I kid you not, there are vending machines literally everywhere in Japan. Everywhere you go, everywhere you look. In fact, there are over 5,000,000 vending machines across the country! Japan has the highest density of vending machines worldwide. It’s quite impressive actually. You’re never far away from a snack or beverage. As far as drinks go we normally think of vending machines as only having cold drinks, but in Japan they have vending machines with hot drinks as well. They had plenty of bottles of hot coffee but since I don’t drink coffee I regularly enjoyed a hot can of hot chocolate. It blew my mind that I could get a hot can of hot chocolate from a vending machine. There were also vending machines with snacks, ice cream, beer, and hot food such as hot cans of corn. It was wild to see and in my opinion downright awesome.

10: The Quiet and Cleanliness

Japan is a very clean country and in some cities like Tokyo it’s actually rather quiet too. Regarding how clean most cities are, it’s actually interested they’re that way considering the fact that there are very few trash cans in public areas for people to throw away their trash. Because of the lack of trash cans, the Japanese citizens just hold onto their trash until they get to an area with a trash can, such as a train station or a convenience store, or until they get home. It’s nice because in most areas/cities there aren’t dirty, smelly trash cans everywhere yet there still isn’t much trash on the ground. Best combo you can have. Whenever I had any trash, like an empty drink container or a wrapper from a snack I’d do as the Japanese do and just keep it all in a plastic bag in my backpack until I came across a trash can to dispose of it in. It wasn’t a big deal at all.

Regarding how quite a lot of the cities are, it’s really just due to the culture in Japan and of the Japanese people. For example, nobody talks super loudly or yells in the streets and at the train station when waiting in line for a train to arrive nobody in the crowds of people talk much. Everyone just keeps to themselves and is quiet. On the trains it’s the same way. One day we took a train during rush hour from one area of Tokyo to another and the train car we were in was packed to the gills with people. It was so quiet I swear you could have heard a pin drop. I kid you not. Oh, and there isn’t much honking from cars. For all of these reasons, it’s why I now tell people that Tokyo is basically a much cleaner and quieter version of New York City.

11: Masks

In Japan it’s perfectly normal for people to wear masks covering their noses and mouths. I always thought people would wear the masks in public to avoid getting sick but they actually wear them when they’re sick so they don’t infect others.

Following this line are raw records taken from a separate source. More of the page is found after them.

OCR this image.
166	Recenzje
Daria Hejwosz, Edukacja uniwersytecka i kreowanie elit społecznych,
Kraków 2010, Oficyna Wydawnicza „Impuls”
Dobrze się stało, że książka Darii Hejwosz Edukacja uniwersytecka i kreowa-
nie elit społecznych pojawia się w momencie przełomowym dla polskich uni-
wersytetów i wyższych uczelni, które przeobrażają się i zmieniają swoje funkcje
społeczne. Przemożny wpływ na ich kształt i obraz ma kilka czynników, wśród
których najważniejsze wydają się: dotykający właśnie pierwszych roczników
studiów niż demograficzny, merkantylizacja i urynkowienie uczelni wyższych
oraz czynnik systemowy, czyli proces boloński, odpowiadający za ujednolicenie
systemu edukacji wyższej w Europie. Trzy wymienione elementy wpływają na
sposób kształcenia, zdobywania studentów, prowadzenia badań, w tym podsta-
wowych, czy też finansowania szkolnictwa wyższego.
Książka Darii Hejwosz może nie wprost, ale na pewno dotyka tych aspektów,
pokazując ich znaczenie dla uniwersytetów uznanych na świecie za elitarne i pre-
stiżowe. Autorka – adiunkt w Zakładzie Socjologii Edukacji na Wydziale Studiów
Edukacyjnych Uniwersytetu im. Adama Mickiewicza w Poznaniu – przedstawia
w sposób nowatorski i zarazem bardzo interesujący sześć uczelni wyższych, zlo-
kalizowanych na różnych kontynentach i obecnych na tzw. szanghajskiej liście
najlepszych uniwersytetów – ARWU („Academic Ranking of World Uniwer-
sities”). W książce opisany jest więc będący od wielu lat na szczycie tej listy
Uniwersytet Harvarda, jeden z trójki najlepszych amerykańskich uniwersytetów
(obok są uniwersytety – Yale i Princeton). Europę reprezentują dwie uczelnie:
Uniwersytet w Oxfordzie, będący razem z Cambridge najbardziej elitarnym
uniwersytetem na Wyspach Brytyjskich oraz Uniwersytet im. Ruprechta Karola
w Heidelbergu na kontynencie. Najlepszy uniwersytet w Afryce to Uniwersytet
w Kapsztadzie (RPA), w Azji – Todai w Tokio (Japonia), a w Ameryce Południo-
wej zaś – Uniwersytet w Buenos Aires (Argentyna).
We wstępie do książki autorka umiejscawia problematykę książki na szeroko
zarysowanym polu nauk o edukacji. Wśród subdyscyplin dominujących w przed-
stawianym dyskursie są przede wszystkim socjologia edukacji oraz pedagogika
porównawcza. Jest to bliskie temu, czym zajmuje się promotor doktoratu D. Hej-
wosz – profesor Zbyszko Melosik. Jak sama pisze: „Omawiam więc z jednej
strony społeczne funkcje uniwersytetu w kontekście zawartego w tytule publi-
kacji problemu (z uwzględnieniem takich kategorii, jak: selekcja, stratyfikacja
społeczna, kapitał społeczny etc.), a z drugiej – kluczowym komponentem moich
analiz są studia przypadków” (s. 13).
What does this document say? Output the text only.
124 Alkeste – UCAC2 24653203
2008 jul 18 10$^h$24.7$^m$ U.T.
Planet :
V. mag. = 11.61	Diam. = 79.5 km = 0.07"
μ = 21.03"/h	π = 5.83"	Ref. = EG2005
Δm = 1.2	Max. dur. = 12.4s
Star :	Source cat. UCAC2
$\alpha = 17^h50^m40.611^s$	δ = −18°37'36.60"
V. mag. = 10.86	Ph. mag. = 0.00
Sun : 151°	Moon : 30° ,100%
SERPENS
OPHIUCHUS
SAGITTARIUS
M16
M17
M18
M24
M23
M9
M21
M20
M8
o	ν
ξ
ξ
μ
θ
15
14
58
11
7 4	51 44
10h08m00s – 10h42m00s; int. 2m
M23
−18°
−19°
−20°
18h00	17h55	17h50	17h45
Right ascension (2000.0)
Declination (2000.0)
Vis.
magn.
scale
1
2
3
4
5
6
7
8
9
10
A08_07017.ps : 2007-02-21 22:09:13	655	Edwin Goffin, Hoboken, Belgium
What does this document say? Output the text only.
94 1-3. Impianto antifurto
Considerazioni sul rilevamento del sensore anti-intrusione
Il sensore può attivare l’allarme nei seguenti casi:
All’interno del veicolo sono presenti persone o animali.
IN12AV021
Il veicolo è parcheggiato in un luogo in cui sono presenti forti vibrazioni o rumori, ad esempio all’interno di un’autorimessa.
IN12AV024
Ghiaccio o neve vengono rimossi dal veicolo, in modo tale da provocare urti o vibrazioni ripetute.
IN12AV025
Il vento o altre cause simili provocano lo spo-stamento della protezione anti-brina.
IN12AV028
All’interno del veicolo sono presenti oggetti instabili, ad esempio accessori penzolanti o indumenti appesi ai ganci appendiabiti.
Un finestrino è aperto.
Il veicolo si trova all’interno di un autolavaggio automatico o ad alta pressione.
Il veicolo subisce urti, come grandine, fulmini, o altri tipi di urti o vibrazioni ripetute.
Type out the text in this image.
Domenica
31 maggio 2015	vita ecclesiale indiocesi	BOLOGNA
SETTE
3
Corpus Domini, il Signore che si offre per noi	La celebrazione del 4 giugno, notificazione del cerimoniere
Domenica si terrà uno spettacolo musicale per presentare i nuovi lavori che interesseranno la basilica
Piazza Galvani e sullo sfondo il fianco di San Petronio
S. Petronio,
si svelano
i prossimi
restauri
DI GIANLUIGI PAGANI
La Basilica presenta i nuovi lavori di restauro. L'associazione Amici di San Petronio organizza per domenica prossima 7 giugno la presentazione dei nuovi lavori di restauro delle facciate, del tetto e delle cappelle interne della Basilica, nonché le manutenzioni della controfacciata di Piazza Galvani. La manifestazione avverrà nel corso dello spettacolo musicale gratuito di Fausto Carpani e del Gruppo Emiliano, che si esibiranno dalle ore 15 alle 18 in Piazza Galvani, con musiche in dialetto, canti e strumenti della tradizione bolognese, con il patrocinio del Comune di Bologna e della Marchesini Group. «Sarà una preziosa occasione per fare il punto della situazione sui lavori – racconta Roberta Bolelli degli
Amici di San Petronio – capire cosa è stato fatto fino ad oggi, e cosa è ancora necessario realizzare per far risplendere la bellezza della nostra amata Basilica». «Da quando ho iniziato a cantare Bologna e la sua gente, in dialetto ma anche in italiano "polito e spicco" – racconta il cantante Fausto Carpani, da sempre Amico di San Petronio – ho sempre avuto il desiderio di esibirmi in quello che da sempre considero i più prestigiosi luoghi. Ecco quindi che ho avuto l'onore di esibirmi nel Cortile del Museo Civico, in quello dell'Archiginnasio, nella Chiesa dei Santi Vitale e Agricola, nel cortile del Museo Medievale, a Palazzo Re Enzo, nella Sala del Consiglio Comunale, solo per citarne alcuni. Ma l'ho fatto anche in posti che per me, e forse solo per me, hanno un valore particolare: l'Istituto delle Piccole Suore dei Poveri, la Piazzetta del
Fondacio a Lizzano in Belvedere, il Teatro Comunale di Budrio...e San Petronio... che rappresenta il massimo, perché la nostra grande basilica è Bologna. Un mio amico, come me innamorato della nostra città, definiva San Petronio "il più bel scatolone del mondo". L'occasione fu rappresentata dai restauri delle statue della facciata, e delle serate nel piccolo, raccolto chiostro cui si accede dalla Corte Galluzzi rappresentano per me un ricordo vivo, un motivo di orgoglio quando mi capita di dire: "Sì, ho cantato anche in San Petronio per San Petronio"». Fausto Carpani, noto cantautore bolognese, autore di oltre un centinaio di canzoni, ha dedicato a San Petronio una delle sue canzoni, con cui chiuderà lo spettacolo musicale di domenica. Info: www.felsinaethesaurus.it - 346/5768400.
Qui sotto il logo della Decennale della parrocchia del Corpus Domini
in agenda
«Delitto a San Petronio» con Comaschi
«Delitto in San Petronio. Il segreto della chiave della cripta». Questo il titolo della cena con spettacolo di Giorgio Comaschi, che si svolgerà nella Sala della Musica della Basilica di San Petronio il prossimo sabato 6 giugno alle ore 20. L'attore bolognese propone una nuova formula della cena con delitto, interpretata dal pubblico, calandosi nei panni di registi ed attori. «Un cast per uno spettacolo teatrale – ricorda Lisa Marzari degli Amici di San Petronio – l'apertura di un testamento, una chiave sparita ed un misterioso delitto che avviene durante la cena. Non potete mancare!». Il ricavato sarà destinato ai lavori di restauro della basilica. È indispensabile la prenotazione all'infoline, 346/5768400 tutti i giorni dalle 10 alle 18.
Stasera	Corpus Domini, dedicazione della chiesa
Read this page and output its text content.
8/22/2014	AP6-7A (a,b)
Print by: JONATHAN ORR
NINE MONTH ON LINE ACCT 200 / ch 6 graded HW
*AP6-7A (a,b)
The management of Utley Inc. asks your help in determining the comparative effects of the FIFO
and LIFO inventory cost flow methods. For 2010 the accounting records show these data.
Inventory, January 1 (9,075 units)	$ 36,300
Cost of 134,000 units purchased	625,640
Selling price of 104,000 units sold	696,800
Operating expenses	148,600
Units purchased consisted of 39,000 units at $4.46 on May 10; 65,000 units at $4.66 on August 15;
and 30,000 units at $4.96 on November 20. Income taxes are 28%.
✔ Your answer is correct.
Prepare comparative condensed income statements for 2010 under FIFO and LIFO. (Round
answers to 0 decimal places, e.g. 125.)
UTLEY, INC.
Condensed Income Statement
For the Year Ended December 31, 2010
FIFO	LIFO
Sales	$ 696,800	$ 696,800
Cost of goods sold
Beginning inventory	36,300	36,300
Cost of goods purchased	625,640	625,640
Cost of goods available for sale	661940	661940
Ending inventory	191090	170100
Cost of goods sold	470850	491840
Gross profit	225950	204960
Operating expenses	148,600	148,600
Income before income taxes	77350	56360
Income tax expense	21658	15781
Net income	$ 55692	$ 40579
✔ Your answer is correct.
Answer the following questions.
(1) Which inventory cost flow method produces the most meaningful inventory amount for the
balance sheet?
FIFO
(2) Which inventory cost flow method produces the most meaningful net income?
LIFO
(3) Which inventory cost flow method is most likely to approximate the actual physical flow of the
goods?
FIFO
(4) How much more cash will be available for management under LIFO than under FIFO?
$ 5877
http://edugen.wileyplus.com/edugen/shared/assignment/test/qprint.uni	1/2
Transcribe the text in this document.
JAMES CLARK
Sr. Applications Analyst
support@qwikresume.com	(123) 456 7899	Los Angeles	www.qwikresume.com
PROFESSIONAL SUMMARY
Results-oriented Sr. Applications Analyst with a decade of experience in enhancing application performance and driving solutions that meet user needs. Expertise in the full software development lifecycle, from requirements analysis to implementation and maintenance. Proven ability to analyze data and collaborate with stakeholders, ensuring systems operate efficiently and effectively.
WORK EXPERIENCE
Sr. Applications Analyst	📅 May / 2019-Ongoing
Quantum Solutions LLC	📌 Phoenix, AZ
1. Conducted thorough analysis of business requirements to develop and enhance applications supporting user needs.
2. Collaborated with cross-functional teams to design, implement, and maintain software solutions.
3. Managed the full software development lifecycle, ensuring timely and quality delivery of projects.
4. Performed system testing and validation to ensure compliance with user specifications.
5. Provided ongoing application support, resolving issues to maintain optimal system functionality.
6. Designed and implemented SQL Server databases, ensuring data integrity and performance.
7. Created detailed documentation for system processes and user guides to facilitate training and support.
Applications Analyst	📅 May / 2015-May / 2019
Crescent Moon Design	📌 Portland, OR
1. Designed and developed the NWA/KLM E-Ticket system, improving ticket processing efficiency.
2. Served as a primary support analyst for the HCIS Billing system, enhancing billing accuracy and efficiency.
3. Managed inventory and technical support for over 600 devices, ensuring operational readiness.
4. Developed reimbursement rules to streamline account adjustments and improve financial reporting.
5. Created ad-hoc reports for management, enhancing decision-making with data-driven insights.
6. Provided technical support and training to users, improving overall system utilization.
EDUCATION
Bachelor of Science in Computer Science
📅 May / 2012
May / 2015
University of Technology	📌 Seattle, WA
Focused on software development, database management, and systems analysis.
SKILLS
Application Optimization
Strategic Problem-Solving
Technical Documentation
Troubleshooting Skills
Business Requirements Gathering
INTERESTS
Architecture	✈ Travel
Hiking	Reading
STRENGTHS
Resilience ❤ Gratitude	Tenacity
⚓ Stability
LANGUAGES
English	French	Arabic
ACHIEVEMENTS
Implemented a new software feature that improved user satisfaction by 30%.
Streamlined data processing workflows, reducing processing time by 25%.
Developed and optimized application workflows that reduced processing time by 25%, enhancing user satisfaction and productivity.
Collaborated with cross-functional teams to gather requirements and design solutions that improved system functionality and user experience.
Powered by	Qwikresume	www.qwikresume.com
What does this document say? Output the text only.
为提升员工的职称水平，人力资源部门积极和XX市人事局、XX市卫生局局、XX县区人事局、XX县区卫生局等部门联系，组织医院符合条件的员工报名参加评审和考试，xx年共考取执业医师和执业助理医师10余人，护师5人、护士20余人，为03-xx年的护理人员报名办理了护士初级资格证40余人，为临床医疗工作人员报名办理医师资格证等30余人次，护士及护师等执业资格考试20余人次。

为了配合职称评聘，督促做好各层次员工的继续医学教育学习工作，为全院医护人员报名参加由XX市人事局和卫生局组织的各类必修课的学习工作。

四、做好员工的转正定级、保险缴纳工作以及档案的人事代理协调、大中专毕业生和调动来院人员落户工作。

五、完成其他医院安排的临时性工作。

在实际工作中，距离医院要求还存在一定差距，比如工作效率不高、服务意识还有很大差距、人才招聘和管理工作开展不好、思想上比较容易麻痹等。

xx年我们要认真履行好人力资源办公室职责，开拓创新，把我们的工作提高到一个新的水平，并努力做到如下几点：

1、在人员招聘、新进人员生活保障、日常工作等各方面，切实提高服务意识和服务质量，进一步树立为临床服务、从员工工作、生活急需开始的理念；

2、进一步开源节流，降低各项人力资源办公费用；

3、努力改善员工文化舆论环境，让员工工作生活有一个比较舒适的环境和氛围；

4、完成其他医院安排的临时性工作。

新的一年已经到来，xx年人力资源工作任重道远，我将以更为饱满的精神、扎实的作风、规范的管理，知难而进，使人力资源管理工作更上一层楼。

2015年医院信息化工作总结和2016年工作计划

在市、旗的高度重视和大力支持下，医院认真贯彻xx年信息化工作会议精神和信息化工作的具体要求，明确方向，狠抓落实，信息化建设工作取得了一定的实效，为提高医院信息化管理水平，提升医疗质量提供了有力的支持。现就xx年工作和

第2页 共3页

Very considerate, huh. People will also wear the masks if they have allergies from pollen or other things that could be floating in the air. How nice is that though, it’s 100% accepted for someone to wear a mask on their face to prevent themselves from getting other people sick. Unfortunately, in the US, it’s considered really weird and strange to wear a mask on your face. Too bad that’s the case because I think we can all agree that society would be better off if we adopted this aspect of the Japanese way of life.

Thank you very much for reading this post. I hope you found this content interesting. If you have any questions or comments about any of the items above or about Japan travel in general let me know in the comments below.

P.S. For all you domainers reading this, I saw a mix of .com, .jp, and .co.jp in Japan. What’s the difference between .jp and .co.jp you ask? Well, .jp is less regulated and any person, group, or organization that has a permanent address in Japan can register as many of these domains as they like. On the other hand, .co.jp is tightly regulated and only companies that have an official corporate registration in Japan can have one of these domains. Interesting stuff, huh.